Which of the two is correct? From my opinion it's the first one but it's still awkward. However, the second one also seems to make sense.
Which of the two is correct? From my opinion it's the first one but it's still awkward. However, the second one also seems to make sense.
The short answer is that the first seems grammatical whereas the second is definitely not.
"All that you do is to sit here" or "All you do is sit here" are perfectly acceptable declarative sentences. Making them interrogative while retaining the infinitive does seem to lead to a doubled verb as in "Is all that you do is to sit here" or "Is all you do is sit here." The only way to make sense of the doubled verb is to assume an ellipsis such as "Is it true that all you do is to sit there."
I agree that the interrogatives so formed with the doubled verb sound awkward (or at least colloquial). That awkwardness can be avoided by using a participle instead of an infinitive.

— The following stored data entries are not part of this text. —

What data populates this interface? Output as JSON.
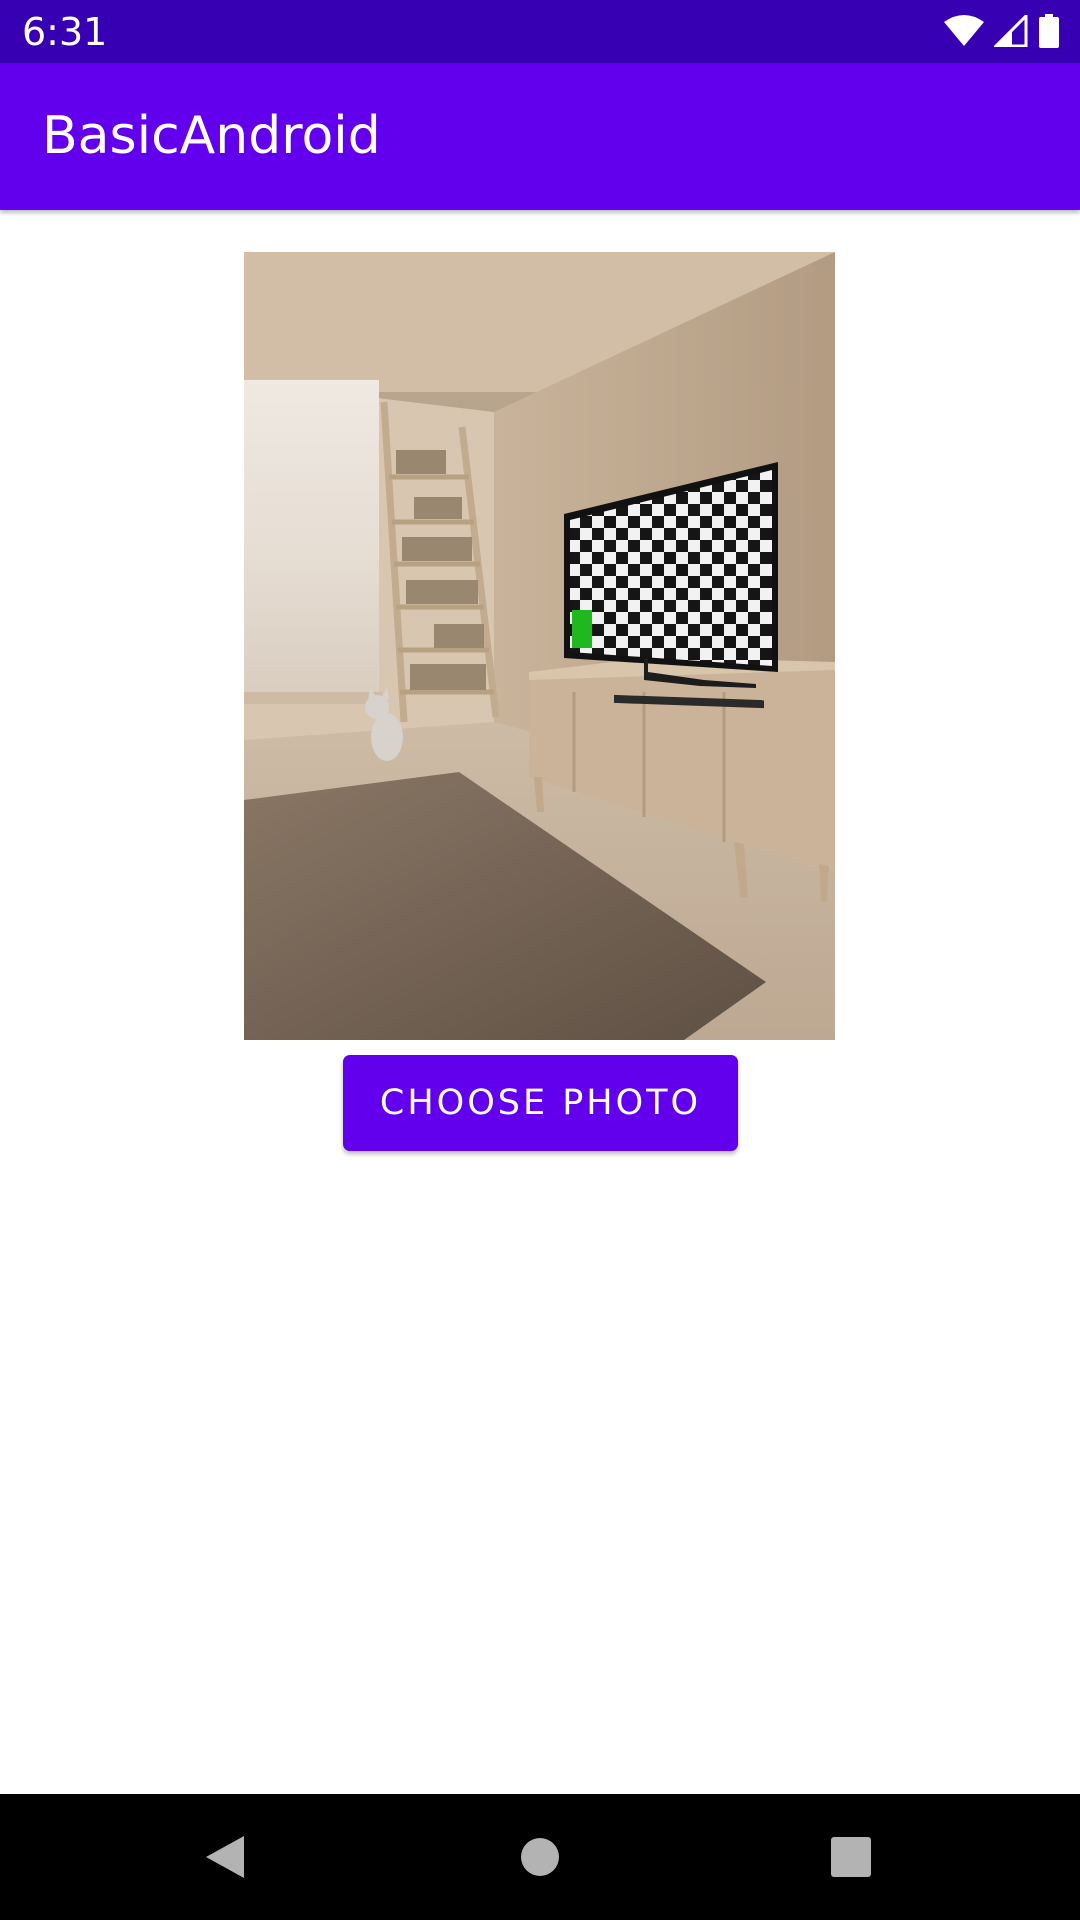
{
  "status_bar": {
    "time": "6:31",
    "icons": [
      "wifi-icon",
      "cell-signal-icon",
      "battery-icon"
    ]
  },
  "app_bar": {
    "title": "BasicAndroid"
  },
  "photo": {
    "description_icon": "room-photo"
  },
  "choose_button": {
    "label": "CHOOSE PHOTO"
  },
  "nav_bar": {
    "buttons": [
      "back-icon",
      "home-icon",
      "recents-icon"
    ]
  },
  "colors": {
    "status_bar": "#3700b3",
    "app_bar": "#6200ee",
    "button": "#6200ee",
    "nav_bar": "#000000",
    "background": "#ffffff"
  }
}
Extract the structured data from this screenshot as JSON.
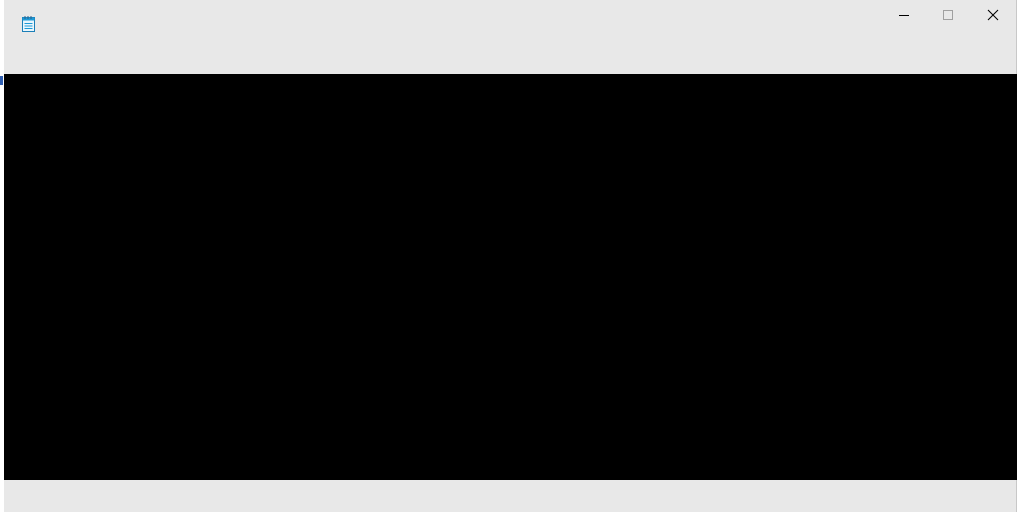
{
  "window": {
    "title": "",
    "icon": "notepad-icon",
    "controls": {
      "minimize_icon": "minimize-icon",
      "maximize_icon": "maximize-icon",
      "close_icon": "close-icon"
    }
  },
  "content": {
    "background": "#000000"
  },
  "colors": {
    "chrome": "#e8e8e8",
    "icon_accent": "#1e9ad6"
  }
}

"Is sitting here all that you do" or "Is sitting here all you do" sound better to me, but that is esthetics, not grammar.

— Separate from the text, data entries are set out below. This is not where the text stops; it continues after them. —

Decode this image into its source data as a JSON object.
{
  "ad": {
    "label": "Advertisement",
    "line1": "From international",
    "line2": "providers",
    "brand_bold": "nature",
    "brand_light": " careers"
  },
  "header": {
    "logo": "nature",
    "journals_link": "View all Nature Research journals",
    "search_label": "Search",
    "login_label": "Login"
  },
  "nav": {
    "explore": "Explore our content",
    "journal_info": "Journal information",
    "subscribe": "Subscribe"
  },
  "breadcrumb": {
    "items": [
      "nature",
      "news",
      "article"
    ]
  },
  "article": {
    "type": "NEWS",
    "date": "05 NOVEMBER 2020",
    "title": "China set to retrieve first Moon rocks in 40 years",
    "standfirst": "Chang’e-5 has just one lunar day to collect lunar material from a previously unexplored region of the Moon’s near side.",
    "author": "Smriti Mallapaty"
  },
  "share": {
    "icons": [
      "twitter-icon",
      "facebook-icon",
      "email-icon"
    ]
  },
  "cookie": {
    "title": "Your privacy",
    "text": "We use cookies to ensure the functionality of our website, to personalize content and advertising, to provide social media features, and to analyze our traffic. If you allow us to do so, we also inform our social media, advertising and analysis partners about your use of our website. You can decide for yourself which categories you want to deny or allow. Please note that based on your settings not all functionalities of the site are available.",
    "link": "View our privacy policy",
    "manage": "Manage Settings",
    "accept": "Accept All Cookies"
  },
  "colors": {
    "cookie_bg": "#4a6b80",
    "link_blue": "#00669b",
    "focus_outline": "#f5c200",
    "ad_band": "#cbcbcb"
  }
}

The correct way of forming the question is
Is all you do sit here?
This follows naturally from the statement form
All you do is sit here
by the standard question-forming process of inverting the verb ("is") and the subject ("all you do").
The result sounds rather clumsy, though, so I'd recommend either rephrasing (say, as "Is sitting here all you do?"), or adding a word between "do" and "sit" - for example,
Is all you do just sit here?
Adding the extra word gives a more natural rhythm to the sentence, which is probably why some people want to insert "is", but to me at least that's ungrammatical due to repeating the main verb "is".